If you believe that promises don't matter and that rational beings can, do, and indeed, must shamelessly break promises when it suits them then I'm not sure anything anyone says will make much sense to you.

That said, I'm chuckling to myself as I imagine the following: were you to face the actual consequences of people shamelessly breaking all of their actual and implied promises to you, would you be singing the same tune? Would you be rationalizing their behavior just because "shame" didn't merit a chapter in an econ textbook?

We live in a strange world where not only are people shameless, they can write books and earn money as they offer voyeuristic delights about their shamelessness, and have others defend their actions and attitudes as beyond any moral reproach.

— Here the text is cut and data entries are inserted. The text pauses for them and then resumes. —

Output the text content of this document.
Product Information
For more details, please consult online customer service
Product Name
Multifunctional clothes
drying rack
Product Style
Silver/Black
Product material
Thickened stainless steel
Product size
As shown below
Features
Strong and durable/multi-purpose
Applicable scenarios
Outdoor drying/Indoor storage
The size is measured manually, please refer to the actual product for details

Capt. Jean-Luc Pikachu said...

In case you didn't already see it, there's more to this story than meets the eye.

Jim Glass said...

The debtor pushes back against McArdle, saying his wife's serial bankruptcies are irrelevant, and McArdle counter-pushes with yet more revelations.

The guy's got to learn that court decisions are in the public record. (You'd think a Times reporter would know that.)

Anonymous said...

Getting away from the ethics:
It was foolish of the banks to lend him so much money. They have a large statistical database to analyse this and make lending decisions. The reporter is an idiot, although he didn't have the benefit of the banks database or rationality.